South Africa’s domestic tourism season is so far only expected to reopen in December. International travellers may have to wait until 2021.
The country has the highest number of confirmed coronavirus cases in Africa, with 25,937 infections and 552 fatalities recorded to date.
“It’s a poor town, our economy is broken... and there is a need for food, ” said Piet, as reduced supermarket staff sorted through a batch of fruit and vegetable donations.
“Our main source of income is tourism... and now there is nothing across board.”
Back at the lodge, Pat noted that the only upside to the absence of tourists was more leeway for animal culling.
“Guests don’t appreciate shooting, ” he said. “Normally we are sneaky... but now we can do it more openly.”
South Africa’s lockdown has also coincided with the start of the hunting season – causing the value of animals to plummet as farmers seek to get rid of surplus that would normally be shot.

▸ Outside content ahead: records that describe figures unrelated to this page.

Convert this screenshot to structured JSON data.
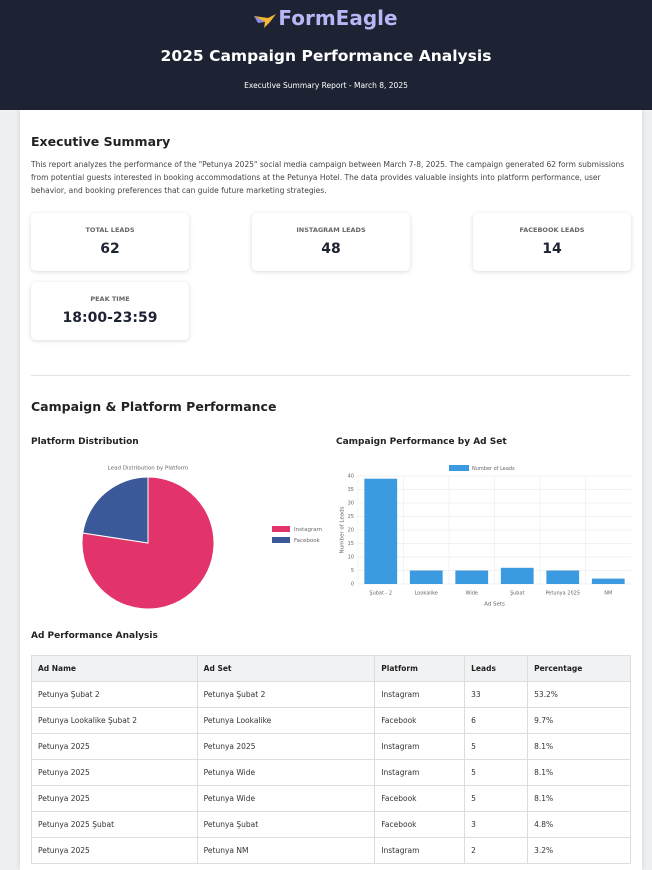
{
  "header": {
    "logo": "FormEagle",
    "title": "2025 Campaign Performance Analysis",
    "subtitle": "Executive Summary Report - March 8, 2025"
  },
  "summary": {
    "heading": "Executive Summary",
    "text": "This report analyzes the performance of the \"Petunya 2025\" social media campaign between March 7-8, 2025. The campaign generated 62 form submissions from potential guests interested in booking accommodations at the Petunya Hotel. The data provides valuable insights into platform performance, user behavior, and booking preferences that can guide future marketing strategies."
  },
  "kpis": [
    {
      "label": "Total Leads",
      "value": 62
    },
    {
      "label": "Instagram Leads",
      "value": 48
    },
    {
      "label": "Facebook Leads",
      "value": 14
    },
    {
      "label": "Peak Time",
      "value": "18:00-23:59"
    }
  ],
  "performance": {
    "heading": "Campaign & Platform Performance",
    "left_heading": "Platform Distribution",
    "right_heading": "Campaign Performance by Ad Set"
  },
  "chart_data": [
    {
      "type": "pie",
      "title": "Lead Distribution by Platform",
      "categories": [
        "Instagram",
        "Facebook"
      ],
      "values": [
        48,
        14
      ],
      "colors": [
        "#e2336b",
        "#3b5998"
      ]
    },
    {
      "type": "bar",
      "x_label": "Ad Sets",
      "y_label": "Number of Leads",
      "categories": [
        "Şubat - 2",
        "Lookalike",
        "Wide",
        "Şubat",
        "Petunya 2025",
        "NM"
      ],
      "series": [
        {
          "name": "Number of Leads",
          "color": "#3c9ae0",
          "values": [
            39,
            5,
            5,
            6,
            5,
            2
          ]
        }
      ],
      "ylim": [
        0,
        40
      ],
      "yticks": [
        0,
        5,
        10,
        15,
        20,
        25,
        30,
        35,
        40
      ],
      "grid": true
    }
  ],
  "table": {
    "heading": "Ad Performance Analysis",
    "columns": [
      "Ad Name",
      "Ad Set",
      "Platform",
      "Leads",
      "Percentage"
    ],
    "rows": [
      [
        "Petunya Şubat 2",
        "Petunya Şubat 2",
        "Instagram",
        33,
        "53.2%"
      ],
      [
        "Petunya Lookalike Şubat 2",
        "Petunya Lookalike",
        "Facebook",
        6,
        "9.7%"
      ],
      [
        "Petunya 2025",
        "Petunya 2025",
        "Instagram",
        5,
        "8.1%"
      ],
      [
        "Petunya 2025",
        "Petunya Wide",
        "Instagram",
        5,
        "8.1%"
      ],
      [
        "Petunya 2025",
        "Petunya Wide",
        "Facebook",
        5,
        "8.1%"
      ],
      [
        "Petunya 2025 Şubat",
        "Petunya Şubat",
        "Facebook",
        3,
        "4.8%"
      ],
      [
        "Petunya 2025",
        "Petunya NM",
        "Instagram",
        2,
        "3.2%"
      ]
    ]
  }
}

The auction price of a live impala has halved to 1,500 rand (US$85/RM365), while venison has dropped from 30 rand to 15 rand per kg (from RM7.70 to RM3.90 per kg.
Piet hoped the plunging prices would prompt hunting farms to donate surplus rather than sell.
But their response has been mixed and most of the venison he receives has come from smaller family-run lodges rather than larger ones.
“(Animals) are a livelihood that they are sacrificing, ” he shrugged. “They need to be remain economically viable.”
Despite efforts to scale up the venison scheme, Piet and his charity partners have sought to avoid the attention of local authorities.
Several incidents of corruption have been reported across South Africa since the start of the lockdown, with government officials allegedly hoarding food parcels for personal and political use.
“Corruption in the government is very easy, ” said charity worker Majozy*, who distributes donations collected by Piet’s supermarket.
“They register people and say they are going to get food (but) by the time they have to deliver we don’t see much happening.”
Several township residents said they had not yet received food parcels from local councillors.
Provincial government spokesman Witness Tiva said measures had been taken to exclude councillors from food distribution and eliminate delays.
“The government should be looking after the people, ” resident Eva Ngobeni complained. “(Without the supermarket) we would be starving to death.”
Piet said he had already been approached by party officials seeking to take over the meat distribution scheme for “political posturing”.
“Why should I allow it?” he asked. “The more people involved, the more pilferage there will be.”
Conrad echoed this concern, preferring to remain “low-key”.
“We don’t need the publicity, ” he said. “If you go public, you will get problems.” – AFP
*Names have been changed to preserve anonymity.